Plus tardive, la truffe noire du Périgord (Tuber melanosporum) préfère le soleil, la chaleur et des sols plutôt secs bien qu’elle réclame de l’eau en période estivale C’est la truffe indigène la plus chère et la plus abondante sur le marché national. En pleine saison, ses tarifs moyens peuvent atteindre 1200-1300 €/kg avec des pointes à 1 500 €/kg (voir le tableau).

Contrairement aux deux précédentes pouvant provenir d’arbres mycorhizés et plantés, la truffe blanche d’Alba (Tuber magnatum) ne pousse spontanément qu’en milieux naturels et uniquement en Italie et dans quelques régions des Balkans.
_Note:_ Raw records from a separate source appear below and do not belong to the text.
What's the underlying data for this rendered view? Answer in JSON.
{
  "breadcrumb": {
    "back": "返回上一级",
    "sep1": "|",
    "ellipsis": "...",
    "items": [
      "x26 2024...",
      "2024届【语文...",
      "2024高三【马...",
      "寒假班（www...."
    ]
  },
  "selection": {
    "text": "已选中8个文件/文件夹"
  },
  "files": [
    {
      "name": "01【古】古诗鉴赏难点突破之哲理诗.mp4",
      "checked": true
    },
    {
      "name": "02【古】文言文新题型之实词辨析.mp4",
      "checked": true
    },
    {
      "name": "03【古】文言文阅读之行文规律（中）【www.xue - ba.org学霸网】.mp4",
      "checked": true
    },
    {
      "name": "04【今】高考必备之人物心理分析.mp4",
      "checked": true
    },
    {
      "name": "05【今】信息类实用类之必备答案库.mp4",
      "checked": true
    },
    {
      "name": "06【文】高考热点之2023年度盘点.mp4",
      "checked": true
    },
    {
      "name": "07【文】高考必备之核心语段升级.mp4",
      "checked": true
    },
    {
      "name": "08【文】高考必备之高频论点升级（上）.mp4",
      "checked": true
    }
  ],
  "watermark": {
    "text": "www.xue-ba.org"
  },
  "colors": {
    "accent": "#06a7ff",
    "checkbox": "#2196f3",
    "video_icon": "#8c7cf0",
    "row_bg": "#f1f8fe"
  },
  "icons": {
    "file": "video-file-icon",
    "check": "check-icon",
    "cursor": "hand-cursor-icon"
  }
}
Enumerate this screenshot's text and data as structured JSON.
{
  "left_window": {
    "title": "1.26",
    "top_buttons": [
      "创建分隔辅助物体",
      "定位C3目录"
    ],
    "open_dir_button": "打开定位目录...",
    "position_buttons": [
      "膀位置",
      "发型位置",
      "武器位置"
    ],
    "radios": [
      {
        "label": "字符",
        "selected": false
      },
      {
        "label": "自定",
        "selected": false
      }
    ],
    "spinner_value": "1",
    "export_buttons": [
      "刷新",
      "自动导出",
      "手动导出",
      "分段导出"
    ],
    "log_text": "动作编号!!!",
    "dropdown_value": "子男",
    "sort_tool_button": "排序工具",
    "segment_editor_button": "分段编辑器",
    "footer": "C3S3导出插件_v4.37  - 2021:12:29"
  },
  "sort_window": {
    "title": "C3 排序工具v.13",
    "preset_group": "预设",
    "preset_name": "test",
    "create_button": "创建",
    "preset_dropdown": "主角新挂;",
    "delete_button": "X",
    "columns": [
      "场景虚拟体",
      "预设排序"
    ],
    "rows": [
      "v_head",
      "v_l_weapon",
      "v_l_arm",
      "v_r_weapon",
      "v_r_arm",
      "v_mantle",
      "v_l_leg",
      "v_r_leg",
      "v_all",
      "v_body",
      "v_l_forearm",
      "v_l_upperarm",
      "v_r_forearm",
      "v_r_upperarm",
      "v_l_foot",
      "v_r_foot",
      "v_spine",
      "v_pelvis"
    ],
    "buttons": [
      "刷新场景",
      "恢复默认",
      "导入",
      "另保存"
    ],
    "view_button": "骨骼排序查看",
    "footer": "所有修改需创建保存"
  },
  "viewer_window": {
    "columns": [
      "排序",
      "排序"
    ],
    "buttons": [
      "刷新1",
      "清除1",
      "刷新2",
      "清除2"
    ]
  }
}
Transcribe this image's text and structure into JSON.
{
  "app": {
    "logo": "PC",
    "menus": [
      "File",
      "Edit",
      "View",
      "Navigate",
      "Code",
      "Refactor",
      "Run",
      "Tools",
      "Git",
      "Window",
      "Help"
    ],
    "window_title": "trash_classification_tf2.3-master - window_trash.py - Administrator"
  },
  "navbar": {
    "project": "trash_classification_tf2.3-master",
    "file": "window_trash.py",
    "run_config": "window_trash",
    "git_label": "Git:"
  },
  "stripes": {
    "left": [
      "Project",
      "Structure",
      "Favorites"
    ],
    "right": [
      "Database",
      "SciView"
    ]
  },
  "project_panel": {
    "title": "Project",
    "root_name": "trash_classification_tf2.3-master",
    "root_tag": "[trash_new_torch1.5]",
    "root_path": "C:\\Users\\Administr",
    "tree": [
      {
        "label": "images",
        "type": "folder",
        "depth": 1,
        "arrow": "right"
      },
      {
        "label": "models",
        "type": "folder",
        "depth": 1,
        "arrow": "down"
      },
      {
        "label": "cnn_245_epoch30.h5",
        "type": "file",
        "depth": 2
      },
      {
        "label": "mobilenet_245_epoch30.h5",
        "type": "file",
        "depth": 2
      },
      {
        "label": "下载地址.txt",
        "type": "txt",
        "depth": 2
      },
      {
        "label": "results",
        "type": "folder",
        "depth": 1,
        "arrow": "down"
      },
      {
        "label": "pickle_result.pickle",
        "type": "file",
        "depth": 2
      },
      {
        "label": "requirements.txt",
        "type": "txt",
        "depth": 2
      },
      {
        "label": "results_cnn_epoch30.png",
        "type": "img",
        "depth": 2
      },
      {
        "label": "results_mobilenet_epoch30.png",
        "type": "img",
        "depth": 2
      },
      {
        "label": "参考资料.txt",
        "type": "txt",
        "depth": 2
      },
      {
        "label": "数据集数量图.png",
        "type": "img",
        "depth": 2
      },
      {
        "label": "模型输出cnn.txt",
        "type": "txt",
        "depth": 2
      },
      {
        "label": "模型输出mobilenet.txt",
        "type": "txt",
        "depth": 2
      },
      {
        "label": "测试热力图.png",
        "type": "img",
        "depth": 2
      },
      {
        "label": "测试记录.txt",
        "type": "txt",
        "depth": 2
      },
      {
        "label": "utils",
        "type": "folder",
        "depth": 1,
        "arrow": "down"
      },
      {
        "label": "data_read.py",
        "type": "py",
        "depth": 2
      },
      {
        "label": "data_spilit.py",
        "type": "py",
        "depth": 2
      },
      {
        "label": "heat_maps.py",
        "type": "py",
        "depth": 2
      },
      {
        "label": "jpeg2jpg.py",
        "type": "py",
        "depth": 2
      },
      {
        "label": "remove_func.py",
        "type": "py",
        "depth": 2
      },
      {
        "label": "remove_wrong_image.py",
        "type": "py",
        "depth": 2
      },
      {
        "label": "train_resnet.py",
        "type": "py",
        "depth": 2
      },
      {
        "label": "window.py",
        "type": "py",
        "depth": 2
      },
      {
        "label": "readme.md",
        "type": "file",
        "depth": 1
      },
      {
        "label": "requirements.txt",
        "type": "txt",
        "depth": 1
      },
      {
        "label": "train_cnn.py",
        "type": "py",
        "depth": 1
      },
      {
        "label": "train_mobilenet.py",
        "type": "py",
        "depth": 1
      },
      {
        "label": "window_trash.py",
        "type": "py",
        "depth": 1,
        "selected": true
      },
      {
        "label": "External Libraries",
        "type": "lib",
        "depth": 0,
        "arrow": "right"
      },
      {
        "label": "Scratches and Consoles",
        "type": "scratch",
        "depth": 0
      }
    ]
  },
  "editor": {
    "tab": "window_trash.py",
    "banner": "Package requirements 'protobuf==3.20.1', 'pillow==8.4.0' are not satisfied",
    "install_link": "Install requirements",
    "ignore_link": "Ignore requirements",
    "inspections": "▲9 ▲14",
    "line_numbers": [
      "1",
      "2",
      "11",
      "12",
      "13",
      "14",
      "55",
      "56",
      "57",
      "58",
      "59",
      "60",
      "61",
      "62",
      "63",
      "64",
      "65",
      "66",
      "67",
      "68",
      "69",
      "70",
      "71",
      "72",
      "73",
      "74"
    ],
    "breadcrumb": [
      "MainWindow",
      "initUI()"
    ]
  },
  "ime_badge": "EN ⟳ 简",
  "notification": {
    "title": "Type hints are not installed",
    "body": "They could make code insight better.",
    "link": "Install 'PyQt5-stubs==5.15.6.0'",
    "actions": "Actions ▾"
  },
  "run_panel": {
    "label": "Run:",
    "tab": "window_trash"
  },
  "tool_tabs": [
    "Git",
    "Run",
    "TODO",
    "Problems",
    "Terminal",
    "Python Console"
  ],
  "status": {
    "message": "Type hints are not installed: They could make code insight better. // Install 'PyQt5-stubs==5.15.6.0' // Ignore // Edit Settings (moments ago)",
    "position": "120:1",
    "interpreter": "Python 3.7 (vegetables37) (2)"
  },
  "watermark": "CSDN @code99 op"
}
Du fait de son extrême rareté et de ses fragrances subtiles, ses prix culminent à des sommets astronomiques (jusqu’à 5 000 €/kg).

Toutefois, des recherches scientifiques menées par l’Inrae, en collaboration avec la Pépinière Robin (Hautes-Alpes), ont permis, grâce aux nouveaux outils de l’analyse ADN, d’isoler le vrai mycélium de la truffe blanche puis de produire les premiers plants de chênes pédonculés à truffe blanche. La collaboration s’est ensuite élargie sur le terrain avec le concours de trufficulteurs de Nouvelle-Aquitaine.